Poétique, cette histoire du monde est aussi musicale. Nous prend le sentiment que l’on y entend toutes les musiques de l’histoire de la musique savante occidentale, sans pour autant parvenir à reconnaître toujours exactement des motifs. On y entend les citations, les fragments, et ceux-ci racontent souvent plusieurs mondes à la fois. Un écho de la gavotte de la troisième Partita de Bach pour violon y est orné à l’italienne à la manière des adagios de Pietro Nardini ou de Giuseppe Tartini (II. Le Cercle des mondes). Les bariolages vivaldiens y côtoient les harmonies schumanniennes (I. De profundis) comme les postmodernes américains (III)… Cette « histoire du monde » raconte jusqu’à Greif lui-même, avec un motif surgi de la Sonate de Requiem, composée deux ans plus tôt (V. En Soph). L’ensemble est parfois comme faussé par une dissonance, une nuance que l’on pourrait penser inappropriée, qui nous fait hésiter : ai-je bien entendu ceci ?

Un univers de non-dits parlants

On sent la symbolique affleurer. Le « 5 » du Quintette, du nombre de mouvements, de l’intervalle générateur… Olivier lui-même avoue que le dernier mouvement du quintette est basé sur la série de Fibonacci. Peut-on percevoir cela ? Je ne sais. Mais au-delà du symbole, de la nécessité du chiffre, on ressent, de façon certaine, l’urgence de la musique. Et passée cette urgence, on entend, à la toute fin, une musique de comptine enfantine mais pas si enfantine que cela, qui joue sur l’ambivalence du majeur et du mineur, d’une mélodie et de son accompagnement en strates sonores et qui hésite à finir.
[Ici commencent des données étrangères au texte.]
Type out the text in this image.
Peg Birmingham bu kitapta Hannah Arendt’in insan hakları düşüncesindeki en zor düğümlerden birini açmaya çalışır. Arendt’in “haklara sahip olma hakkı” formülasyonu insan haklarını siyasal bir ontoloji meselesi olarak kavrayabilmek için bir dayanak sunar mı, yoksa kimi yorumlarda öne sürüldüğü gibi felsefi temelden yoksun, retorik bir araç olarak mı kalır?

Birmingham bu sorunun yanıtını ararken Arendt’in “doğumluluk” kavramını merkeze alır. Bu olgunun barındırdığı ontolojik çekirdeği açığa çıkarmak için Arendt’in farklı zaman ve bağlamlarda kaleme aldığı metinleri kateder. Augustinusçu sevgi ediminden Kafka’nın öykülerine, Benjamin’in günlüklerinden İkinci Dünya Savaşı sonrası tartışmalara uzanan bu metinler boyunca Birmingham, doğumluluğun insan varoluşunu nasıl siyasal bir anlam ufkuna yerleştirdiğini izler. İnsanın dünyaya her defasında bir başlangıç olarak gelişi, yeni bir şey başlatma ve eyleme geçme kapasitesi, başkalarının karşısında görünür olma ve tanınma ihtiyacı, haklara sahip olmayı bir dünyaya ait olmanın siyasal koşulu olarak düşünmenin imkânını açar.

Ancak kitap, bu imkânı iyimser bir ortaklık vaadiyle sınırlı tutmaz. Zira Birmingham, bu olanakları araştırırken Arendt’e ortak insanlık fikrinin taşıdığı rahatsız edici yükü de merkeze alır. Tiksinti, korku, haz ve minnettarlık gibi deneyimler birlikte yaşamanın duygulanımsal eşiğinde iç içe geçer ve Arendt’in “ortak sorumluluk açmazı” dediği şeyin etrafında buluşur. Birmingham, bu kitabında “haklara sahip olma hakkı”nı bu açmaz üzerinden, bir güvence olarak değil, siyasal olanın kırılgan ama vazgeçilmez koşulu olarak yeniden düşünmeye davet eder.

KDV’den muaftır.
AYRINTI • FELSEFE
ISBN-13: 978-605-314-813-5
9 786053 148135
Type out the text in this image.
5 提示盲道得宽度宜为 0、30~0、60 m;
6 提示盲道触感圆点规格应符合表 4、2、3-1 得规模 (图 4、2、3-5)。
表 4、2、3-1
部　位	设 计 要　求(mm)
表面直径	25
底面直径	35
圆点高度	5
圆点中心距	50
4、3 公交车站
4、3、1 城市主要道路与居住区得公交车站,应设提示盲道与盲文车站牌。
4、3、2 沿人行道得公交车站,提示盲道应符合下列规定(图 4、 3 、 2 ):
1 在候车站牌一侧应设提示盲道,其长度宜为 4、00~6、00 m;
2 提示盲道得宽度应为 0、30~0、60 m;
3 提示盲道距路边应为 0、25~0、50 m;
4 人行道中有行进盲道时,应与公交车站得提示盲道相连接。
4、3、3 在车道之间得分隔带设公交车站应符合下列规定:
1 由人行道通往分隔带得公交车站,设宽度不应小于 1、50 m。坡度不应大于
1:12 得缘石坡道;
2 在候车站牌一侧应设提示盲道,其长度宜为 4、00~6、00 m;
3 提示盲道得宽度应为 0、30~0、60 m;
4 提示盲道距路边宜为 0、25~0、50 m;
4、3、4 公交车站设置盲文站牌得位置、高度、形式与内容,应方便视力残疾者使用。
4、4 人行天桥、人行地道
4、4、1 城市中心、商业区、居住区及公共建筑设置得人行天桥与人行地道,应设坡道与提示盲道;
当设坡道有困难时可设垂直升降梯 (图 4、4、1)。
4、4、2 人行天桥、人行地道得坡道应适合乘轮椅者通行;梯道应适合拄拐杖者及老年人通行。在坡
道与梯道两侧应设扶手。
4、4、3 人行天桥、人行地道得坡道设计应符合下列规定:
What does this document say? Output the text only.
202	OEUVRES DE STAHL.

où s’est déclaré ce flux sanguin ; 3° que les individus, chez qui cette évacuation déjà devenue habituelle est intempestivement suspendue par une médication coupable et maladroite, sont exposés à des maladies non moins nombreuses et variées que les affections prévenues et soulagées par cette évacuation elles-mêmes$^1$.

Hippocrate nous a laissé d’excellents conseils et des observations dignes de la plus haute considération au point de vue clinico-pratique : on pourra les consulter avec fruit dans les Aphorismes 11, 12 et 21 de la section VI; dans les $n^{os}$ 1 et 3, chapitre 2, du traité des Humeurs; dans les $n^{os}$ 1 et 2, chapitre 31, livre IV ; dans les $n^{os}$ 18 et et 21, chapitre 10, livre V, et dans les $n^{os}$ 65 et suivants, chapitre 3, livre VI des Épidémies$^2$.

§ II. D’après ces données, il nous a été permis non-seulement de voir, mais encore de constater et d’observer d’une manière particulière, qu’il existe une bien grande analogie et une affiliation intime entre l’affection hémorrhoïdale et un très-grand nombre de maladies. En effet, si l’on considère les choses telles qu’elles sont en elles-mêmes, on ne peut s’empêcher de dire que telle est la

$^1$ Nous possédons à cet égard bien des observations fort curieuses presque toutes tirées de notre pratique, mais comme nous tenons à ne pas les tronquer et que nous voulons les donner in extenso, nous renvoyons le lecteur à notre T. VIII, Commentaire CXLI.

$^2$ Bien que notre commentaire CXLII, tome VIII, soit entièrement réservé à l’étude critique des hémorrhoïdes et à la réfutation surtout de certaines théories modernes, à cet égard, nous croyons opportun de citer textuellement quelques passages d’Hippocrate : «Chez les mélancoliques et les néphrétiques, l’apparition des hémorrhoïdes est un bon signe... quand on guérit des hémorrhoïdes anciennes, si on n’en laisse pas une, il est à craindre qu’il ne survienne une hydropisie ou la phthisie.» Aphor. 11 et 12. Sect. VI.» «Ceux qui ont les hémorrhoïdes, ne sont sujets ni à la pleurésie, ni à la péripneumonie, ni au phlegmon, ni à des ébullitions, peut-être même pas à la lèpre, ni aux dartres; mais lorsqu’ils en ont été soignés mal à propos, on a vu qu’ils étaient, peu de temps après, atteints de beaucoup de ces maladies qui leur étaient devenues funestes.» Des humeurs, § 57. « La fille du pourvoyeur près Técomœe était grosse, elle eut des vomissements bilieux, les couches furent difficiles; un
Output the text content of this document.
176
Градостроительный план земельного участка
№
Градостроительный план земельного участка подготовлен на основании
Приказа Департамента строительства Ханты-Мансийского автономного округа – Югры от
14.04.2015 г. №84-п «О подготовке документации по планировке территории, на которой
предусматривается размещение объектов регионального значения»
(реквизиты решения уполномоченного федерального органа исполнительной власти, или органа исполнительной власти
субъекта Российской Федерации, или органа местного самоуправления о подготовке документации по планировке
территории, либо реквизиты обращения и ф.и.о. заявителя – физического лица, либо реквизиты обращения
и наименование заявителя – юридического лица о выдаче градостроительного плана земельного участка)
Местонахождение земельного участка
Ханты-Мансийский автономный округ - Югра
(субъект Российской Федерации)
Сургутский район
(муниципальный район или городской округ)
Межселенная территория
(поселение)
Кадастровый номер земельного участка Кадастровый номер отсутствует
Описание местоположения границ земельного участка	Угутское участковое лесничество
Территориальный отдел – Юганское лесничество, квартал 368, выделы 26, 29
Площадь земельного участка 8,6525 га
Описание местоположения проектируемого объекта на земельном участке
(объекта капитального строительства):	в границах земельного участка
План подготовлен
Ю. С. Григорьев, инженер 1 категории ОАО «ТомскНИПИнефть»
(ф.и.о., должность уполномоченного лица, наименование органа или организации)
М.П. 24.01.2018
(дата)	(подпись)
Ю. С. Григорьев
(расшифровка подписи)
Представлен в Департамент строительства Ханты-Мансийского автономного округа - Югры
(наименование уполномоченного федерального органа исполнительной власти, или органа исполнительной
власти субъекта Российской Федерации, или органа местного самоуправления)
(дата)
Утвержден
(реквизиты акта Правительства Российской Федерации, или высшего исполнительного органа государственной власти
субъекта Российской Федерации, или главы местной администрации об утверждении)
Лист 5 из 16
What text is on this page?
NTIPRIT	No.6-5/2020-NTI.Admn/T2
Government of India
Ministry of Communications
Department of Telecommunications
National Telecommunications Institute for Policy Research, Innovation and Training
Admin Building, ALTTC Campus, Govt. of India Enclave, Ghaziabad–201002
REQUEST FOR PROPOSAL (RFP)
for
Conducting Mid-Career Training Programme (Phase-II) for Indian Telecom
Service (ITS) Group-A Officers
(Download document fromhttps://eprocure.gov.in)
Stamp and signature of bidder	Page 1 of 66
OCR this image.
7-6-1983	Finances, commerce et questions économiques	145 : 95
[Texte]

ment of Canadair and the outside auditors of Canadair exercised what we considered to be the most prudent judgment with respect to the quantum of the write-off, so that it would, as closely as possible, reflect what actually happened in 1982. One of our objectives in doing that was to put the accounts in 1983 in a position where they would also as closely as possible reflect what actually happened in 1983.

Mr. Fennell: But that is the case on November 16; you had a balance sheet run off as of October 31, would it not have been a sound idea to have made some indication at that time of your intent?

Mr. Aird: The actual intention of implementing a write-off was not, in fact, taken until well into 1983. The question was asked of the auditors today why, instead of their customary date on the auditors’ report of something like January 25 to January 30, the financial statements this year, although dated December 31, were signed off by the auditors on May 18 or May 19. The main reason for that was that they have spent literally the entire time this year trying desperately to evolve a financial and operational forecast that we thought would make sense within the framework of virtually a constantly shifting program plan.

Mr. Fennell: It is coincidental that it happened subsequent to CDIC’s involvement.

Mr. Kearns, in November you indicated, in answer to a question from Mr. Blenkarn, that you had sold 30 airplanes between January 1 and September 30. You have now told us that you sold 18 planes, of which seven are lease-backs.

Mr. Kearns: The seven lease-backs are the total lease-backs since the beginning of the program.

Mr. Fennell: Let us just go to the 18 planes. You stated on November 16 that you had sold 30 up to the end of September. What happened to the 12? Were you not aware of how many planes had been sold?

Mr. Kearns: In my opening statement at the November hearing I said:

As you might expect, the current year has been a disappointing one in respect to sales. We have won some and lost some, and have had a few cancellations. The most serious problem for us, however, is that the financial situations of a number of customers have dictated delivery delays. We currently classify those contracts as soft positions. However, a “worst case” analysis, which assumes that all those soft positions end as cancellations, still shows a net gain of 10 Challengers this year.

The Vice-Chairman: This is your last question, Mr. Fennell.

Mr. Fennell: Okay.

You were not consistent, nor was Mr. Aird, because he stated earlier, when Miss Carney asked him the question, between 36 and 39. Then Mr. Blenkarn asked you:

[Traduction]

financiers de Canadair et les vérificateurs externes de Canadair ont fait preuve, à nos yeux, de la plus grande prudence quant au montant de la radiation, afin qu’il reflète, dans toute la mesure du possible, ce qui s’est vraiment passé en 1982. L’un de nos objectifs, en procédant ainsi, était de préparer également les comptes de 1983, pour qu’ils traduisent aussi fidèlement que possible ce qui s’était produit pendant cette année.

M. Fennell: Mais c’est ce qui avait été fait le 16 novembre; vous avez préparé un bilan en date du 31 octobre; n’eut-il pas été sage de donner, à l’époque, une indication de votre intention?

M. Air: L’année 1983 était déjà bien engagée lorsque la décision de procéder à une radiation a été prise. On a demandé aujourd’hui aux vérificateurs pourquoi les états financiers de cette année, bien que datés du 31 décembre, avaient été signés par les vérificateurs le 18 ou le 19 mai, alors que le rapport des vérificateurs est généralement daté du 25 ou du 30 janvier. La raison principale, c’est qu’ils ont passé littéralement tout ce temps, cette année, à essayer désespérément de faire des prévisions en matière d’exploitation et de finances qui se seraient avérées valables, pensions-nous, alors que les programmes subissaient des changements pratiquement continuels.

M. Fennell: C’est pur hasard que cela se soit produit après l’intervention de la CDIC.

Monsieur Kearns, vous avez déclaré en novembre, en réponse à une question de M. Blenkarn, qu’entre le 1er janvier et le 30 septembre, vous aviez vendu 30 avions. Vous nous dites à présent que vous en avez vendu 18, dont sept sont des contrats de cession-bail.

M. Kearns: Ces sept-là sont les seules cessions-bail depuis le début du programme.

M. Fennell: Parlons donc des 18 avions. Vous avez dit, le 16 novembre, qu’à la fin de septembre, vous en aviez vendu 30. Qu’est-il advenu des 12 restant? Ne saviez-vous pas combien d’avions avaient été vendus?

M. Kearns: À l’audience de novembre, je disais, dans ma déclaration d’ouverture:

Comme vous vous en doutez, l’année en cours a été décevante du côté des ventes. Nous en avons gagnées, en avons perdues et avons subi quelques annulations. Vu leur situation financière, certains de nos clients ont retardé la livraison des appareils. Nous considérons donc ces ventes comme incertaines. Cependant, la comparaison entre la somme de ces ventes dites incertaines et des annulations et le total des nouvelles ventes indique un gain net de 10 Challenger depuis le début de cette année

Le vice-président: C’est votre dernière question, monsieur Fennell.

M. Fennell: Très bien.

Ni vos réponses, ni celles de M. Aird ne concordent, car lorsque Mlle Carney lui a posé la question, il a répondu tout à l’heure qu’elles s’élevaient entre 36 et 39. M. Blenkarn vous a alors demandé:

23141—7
Et cette « œuvre monde » et son ambivalence, magnifiquement servies par des interprètes, complices émus, emmènent l’auditeur au-delà de lui-même, suspendu à ces notes d’un accord et de son complément, vers… la musique d’un monde.

Olivier Greif, A Tale of the World. Piano Quintet | Quintette Syntonia | Premier enregistrement mondial | Collection du Centre International Albert Roussel | Éditions Azur Records | Enregistré à Paris du 19 au 23 février 2020.


Ndlr. À propos d’Olivier Greif et de sa musique, on se reportera également à : Journal, d’Olivier Greif & Olivier Greif. Le rêve du monde, de Brigitte François-Sappey et Jean-Michel Nectoux (dir.) d’Anne Ibos-Augé, mais aussi Olivier Greif et la nouveauté musicale de Robin Girard.